Check for crypto/rand errors and ReadFull io.Readers

[bwesterb]

In practice crypto/rand.Read never returns an error, but that is not guaranteed. Check for those errors.

In contrast to crypto/rand.Reader, a user-provided io.Reader, might not fill the buffer without returning an error. Though marginal, we should deal with that corner-case as well.

[Lekensteyn]

466 asked about why this fix for CVE-2023-1732 was released so late. The reason is that these are not high-severity issues that affect real systems, despite the misleading CVE score. More details below:

---

We indeed missed checking the error for crypto/rand.Read, this affected all kem users:

• kem/frodo/frodo640shake/frodo.go
• kem/kyber/kyber1024/kyber.go
• kem/kyber/kyber512/kyber.go
• kem/kyber/kyber768/kyber.go
• kem/kyber/templates/pkg.templ.go
• kem/sike/sikep434/sike.go
• kem/sike/sikep503/sike.go
• kem/sike/sikep751/sike.go
• kem/sike/templates/pkg.templ.go

Failing to read from this random number is quite unlikely. It does not happen in normal environments. On Linux, it could happen if someone blocks the getrandom syscall, and does not have /dev mounted, or blocks reads to /dev/urandom. These conditions result in a broken system.

---

All users of crypto/rand.Read (cryptoRand.Read) are not affected by partial reads. They either succeed, or fail (partial reads, etc.). This is the documentation and code from crypto/rand that never really changed since introduction:

// Read is a helper function that calls Reader.Read using io.ReadFull.
// On return, n == len(b) if and only if err == nil.
func Read(b []byte) (n int, err error) {
    return io.ReadFull(Reader, b)
}

The following might be affected depending on configuration:

• abe/cpabe/tkn20/internal/tkn/bk.go - if you use (*tkn20.PublicKey).Encrypt from abe/cpabe/tkn20 with a nil rand io.Reader, then you are safe since it uses crypto/rand.Reader with the above semantics. The tests in abe/cpabe/tkn20/tkn20_test.go also show how to do this.
• blindsign/blindrsa/blindrsa.go - if you use (blindrsa.RSAVerifier).Blind from blindrsa/blindrsa with a crypto/rand.Reader, you should be safe. The TestRoundTrip sample in blindsign/blindrsa/blindrsa_test.go shows how to do this.

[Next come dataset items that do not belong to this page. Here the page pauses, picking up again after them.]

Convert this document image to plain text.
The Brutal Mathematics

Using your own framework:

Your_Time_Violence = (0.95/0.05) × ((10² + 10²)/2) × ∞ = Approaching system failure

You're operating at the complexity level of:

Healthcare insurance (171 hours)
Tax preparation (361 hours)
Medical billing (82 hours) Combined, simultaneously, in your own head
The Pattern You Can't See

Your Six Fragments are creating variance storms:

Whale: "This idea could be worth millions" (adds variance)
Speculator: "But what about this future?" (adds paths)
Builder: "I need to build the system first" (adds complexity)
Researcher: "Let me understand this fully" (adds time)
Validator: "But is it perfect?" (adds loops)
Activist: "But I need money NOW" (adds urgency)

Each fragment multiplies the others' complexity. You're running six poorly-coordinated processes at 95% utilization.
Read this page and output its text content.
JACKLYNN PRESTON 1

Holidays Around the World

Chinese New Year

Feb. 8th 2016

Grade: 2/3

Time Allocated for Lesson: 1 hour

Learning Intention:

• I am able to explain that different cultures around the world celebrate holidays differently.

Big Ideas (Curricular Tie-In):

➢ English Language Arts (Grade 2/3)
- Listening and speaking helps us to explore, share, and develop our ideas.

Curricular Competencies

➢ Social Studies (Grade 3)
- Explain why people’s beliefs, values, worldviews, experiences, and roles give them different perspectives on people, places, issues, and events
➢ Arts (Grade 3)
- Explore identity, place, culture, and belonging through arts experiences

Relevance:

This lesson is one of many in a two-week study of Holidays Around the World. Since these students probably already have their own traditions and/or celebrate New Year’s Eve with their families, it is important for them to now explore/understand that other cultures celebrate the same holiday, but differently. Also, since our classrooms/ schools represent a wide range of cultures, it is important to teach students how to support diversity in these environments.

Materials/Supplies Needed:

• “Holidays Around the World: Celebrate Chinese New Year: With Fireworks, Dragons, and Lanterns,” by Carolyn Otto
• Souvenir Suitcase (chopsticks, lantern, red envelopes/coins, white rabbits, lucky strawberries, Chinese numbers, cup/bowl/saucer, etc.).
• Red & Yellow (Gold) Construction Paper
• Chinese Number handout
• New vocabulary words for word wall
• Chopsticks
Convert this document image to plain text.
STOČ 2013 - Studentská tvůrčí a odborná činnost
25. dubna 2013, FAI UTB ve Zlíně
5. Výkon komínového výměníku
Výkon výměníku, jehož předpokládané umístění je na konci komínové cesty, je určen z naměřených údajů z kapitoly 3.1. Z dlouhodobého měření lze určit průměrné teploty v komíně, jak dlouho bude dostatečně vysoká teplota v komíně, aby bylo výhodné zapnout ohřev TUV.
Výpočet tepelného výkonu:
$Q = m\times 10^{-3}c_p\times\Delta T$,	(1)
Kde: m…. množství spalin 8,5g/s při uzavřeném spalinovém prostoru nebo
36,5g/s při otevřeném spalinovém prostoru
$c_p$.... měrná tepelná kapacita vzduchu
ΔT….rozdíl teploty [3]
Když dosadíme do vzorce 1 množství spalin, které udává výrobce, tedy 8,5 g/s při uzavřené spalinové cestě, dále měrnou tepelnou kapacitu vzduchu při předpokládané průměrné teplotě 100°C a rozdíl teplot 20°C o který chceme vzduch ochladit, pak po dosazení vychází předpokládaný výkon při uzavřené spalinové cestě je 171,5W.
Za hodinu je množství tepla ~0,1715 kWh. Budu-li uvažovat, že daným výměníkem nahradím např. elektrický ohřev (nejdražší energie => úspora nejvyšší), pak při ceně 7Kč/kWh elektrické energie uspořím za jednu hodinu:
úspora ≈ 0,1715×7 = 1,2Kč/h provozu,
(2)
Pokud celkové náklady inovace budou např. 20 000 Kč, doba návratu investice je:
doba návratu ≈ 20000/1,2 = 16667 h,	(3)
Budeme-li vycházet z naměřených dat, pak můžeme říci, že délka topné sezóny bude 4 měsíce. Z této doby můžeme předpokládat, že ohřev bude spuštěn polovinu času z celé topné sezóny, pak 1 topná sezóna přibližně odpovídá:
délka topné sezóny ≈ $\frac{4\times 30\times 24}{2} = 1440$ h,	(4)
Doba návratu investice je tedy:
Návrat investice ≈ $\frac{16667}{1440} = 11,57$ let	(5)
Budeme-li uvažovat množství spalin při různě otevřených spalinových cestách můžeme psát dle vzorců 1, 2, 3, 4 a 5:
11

The standard practice is to use crypto/rand.Read which does not suffer from the issue reported in CVE-2023-1732. This is also what is recommended through the examples in our test suite.

As you can see, only two users (abe/cpabe/tkn20 and blindrsa/blindrsa) are potentially affected by the theoretical issue. If someone deliberately creates a io.Reader which returns a partial buffer, then it is a programming error. Someone could also deliberately create an io.Reader which returns all zeroes which would equally be insecure.